The cop muttered, “Asshole.”
Will was spoiling for a dust-up and this kid would do just fine. “Listen,” he said, boiling over with rage, “if you like your pathetic little job then don’t fuck with me! If you don’t give a shit about it, then take a shot. Go on! Try it!”
Two angry guys, veins bulging, face-to-face. “Will! Can we go?” Nancy implored. “We’re wasting time.”
The cop shook his head, climbed into the Explorer, drove it down the block and double-parked it in front of a detective’s car. Will, still breathing hard, winked at Nancy, “I knew he’d find us a spot.”

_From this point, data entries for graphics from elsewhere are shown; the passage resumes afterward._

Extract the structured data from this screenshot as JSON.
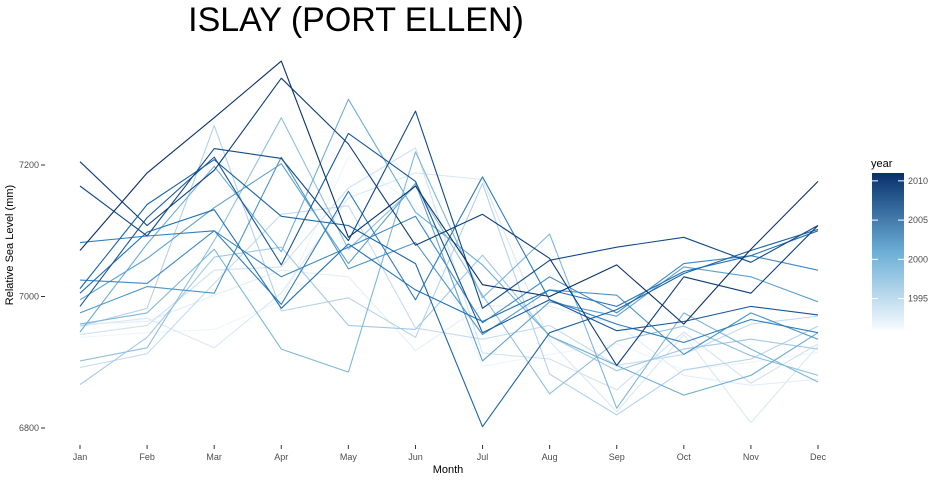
{
  "chart_data": {
    "type": "line",
    "title": "ISLAY (PORT ELLEN)",
    "xlabel": "Month",
    "ylabel": "Relative Sea Level (mm)",
    "categories": [
      "Jan",
      "Feb",
      "Mar",
      "Apr",
      "May",
      "Jun",
      "Jul",
      "Aug",
      "Sep",
      "Oct",
      "Nov",
      "Dec"
    ],
    "ylim": [
      6780,
      7380
    ],
    "yticks": [
      6800,
      7000,
      7200
    ],
    "grid": false,
    "legend": {
      "title": "year",
      "position": "right",
      "type": "colorbar",
      "range": [
        1991,
        2011
      ],
      "ticks": [
        1995,
        2000,
        2005,
        2010
      ],
      "low_color": "#f7fbff",
      "high_color": "#08306b"
    },
    "series": [
      {
        "year": 1991,
        "values": [
          6948,
          6966,
          6998,
          7020,
          7010,
          6982,
          6938,
          6962,
          6980,
          6996,
          6990,
          6982
        ]
      },
      {
        "year": 1992,
        "values": [
          6938,
          6945,
          6950,
          6993,
          7212,
          7138,
          6894,
          6912,
          6928,
          6888,
          6900,
          6915
        ]
      },
      {
        "year": 1993,
        "values": [
          6958,
          6962,
          7002,
          7040,
          7030,
          6918,
          6986,
          6985,
          6958,
          6880,
          6865,
          6874
        ]
      },
      {
        "year": 1994,
        "values": [
          6955,
          6967,
          6922,
          7005,
          7150,
          7188,
          7178,
          6932,
          6825,
          6942,
          6808,
          6925
        ]
      },
      {
        "year": 1995,
        "values": [
          6942,
          6956,
          7040,
          7045,
          7165,
          7226,
          6914,
          6905,
          6858,
          6946,
          6868,
          6928
        ]
      },
      {
        "year": 1996,
        "values": [
          6892,
          6913,
          7020,
          7125,
          7138,
          6952,
          6935,
          6956,
          6895,
          6912,
          6958,
          6970
        ]
      },
      {
        "year": 1997,
        "values": [
          6955,
          6982,
          7260,
          6978,
          6998,
          6938,
          7172,
          6882,
          6820,
          6888,
          6905,
          6955
        ]
      },
      {
        "year": 1998,
        "values": [
          6866,
          6938,
          7060,
          7075,
          6956,
          6950,
          7063,
          6940,
          6887,
          6920,
          6935,
          6920
        ]
      },
      {
        "year": 1999,
        "values": [
          6902,
          6922,
          7085,
          7272,
          7072,
          7168,
          7002,
          6852,
          6932,
          6955,
          6910,
          6880
        ]
      },
      {
        "year": 2000,
        "values": [
          6958,
          6975,
          7072,
          6920,
          6885,
          7220,
          6998,
          7095,
          6830,
          6975,
          6920,
          6870
        ]
      },
      {
        "year": 2001,
        "values": [
          6946,
          7080,
          7198,
          7068,
          7300,
          7128,
          7048,
          6940,
          6895,
          6850,
          6880,
          6945
        ]
      },
      {
        "year": 2002,
        "values": [
          6995,
          7058,
          7135,
          7202,
          7050,
          7172,
          6902,
          6992,
          6970,
          7045,
          7030,
          6992
        ]
      },
      {
        "year": 2003,
        "values": [
          6975,
          7015,
          7005,
          7212,
          7042,
          7082,
          6942,
          7010,
          7002,
          6912,
          6975,
          6935
        ]
      },
      {
        "year": 2004,
        "values": [
          7025,
          7020,
          7100,
          7030,
          7075,
          7122,
          6960,
          7030,
          6975,
          7050,
          7062,
          7040
        ]
      },
      {
        "year": 2005,
        "values": [
          7082,
          7092,
          7100,
          6988,
          7160,
          6995,
          7182,
          6995,
          6958,
          6930,
          6965,
          6945
        ]
      },
      {
        "year": 2006,
        "values": [
          7005,
          7098,
          7132,
          6982,
          7080,
          7010,
          6962,
          7010,
          6985,
          7038,
          7062,
          7100
        ]
      },
      {
        "year": 2007,
        "values": [
          7012,
          7140,
          7208,
          7122,
          7108,
          7050,
          6802,
          6945,
          6980,
          7035,
          7070,
          7102
        ]
      },
      {
        "year": 2008,
        "values": [
          6985,
          7120,
          7212,
          7048,
          7248,
          7175,
          6945,
          6995,
          6948,
          6962,
          6985,
          6972
        ]
      },
      {
        "year": 2009,
        "values": [
          7168,
          7092,
          7225,
          7210,
          7085,
          7282,
          6982,
          7055,
          7075,
          7090,
          7052,
          7108
        ]
      },
      {
        "year": 2010,
        "values": [
          7205,
          7108,
          7192,
          7332,
          7232,
          7078,
          7125,
          7058,
          6895,
          7030,
          7005,
          7108
        ]
      },
      {
        "year": 2011,
        "values": [
          7070,
          7188,
          7272,
          7358,
          7090,
          7168,
          7018,
          7000,
          7048,
          6958,
          7072,
          7175
        ]
      }
    ]
  }
}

It was a pocket-sized apartment building, three floors, six units, dirty white brickwork, slapped together in the forties. The hallway was dim and depressing, brown and black ceramic checkerboard tiling on the floors, grimy beige walls, bare yellow bulbs. All the action was in and around Apartment 1A, ground floor left. Toward the rear of the hall, near the garbage shaft, family members crowded together in multigenerational grief, a middle-aged woman wailing softly, her husband, in work boots, trying to comfort her, a fully pregnant young woman, sitting on the bare floor, recovering from hyperventilation, a young girl in a Sunday dress, looking bewildered, a couple of old men in loose shirts, shaking their heads and stroking their stubble.
Will squirmed through the half-open apartment door, Nancy following. He winced at the sight of too many cooks spoiling the broth. There were at least a dozen people in an eight-hundred-square foot space, astronomically increasing the odds of crime scene pollution. He did a quick reconnoiter with Nancy on his heels, and amazingly no one stopped them or even questioned their presence. Front room. Old-lady furniture and bric-a-brac. Twenty-year-old TV. He took a pen from his pocket and used it to part the curtains to peer through each window, a procedure he repeated in every room. Kitchen. Spic-and-span. No dishes in the sink. Bathroom, also tidy, smelling of foot powder. Bedroom. Too crowded with chattering personnel to see much except for plump dead legs, gray and mottled, beside an unmade bed, one foot half inside a slipper.
Will bellowed, “Who’s in charge here?”
Sudden silence until, “Who’s asking?” A balding detective with a big gut and a tight suit separated himself from the scrum and appeared at the bedroom door.
“FBI,” Will said. “I’m Special Agent Piper.” Nancy looked hurt she wasn’t introduced.
“Detective Chapman, Forty-fifth Precinct.” He extended a large warm hand, the weight of a brick. He smelled of onions.
“Detective, what do you say we clear this place out so we can have a nice quiet inspection of the crime scene?”
“My guys are almost done, then it’s all yours.”
“Let’s do it now, okay? Half your men aren’t wearing gloves. No one’s got booties on. You’re making a mess here, Detective.”